Abstract

The recurrent nature of Crohn’s disease may require repeated surgical procedures and, potentially, intestinal resections over time. Up to 30% of patients require at least 2 surgical procedures in their lifetime.1,2 Patients subjected to multiple intestinal resections are at risk of diarrhea, chronic malnutrition, electrolyte derangements, vitamin B12 and folate deficiencies, chronic anemia, and short gut syndrome severe enough to require temporary or permanent parenteral nutrition.3 In an effort to minimize the occurrence of short gut syndrome, several bowel-sparing surgical techniques (i.e., strictureplasty) have been described in the last 20 years. They all address Crohn’s-related complication without, as the name implies, sacrificing bowel.4–6 Data accrued during the course of the past 2 decades suggest that, with appropriate selection of patients, bowel-sparing surgical techniques are safe and effective.7–9 Morbidity is low, and reoperative rates seem to be comparable to those obtained after resection and anastomosis.
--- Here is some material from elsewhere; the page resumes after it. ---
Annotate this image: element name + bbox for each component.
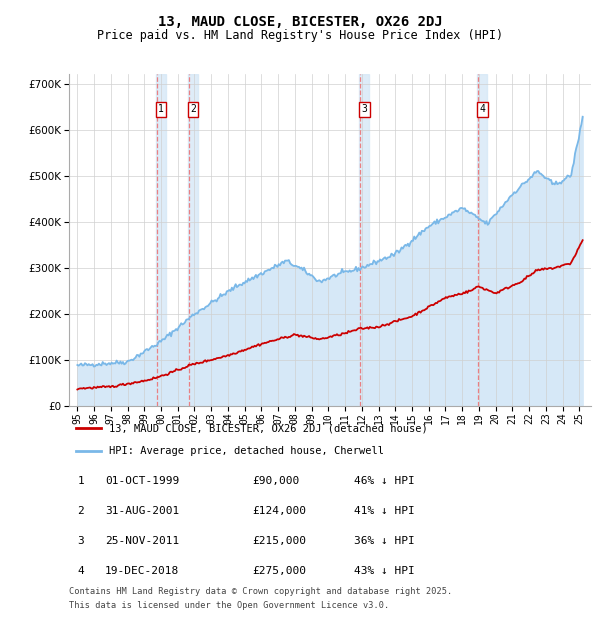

In addition, several recent studies have provided compelling evidence that active Crohn’s disease regresses to quiescent disease at the site of a strictureplasty.10–13 These observations provide further support for bowel-sparing procedures in Crohn’s disease and offer hope that regression from active to quiescent disease may translate in return of intestinal absorptive function. This chapter reviews current indications and contraindications, preoperative evaluation, operative techniques, postoperative complications, and long-term results of strictureplasty in Crohn’s disease.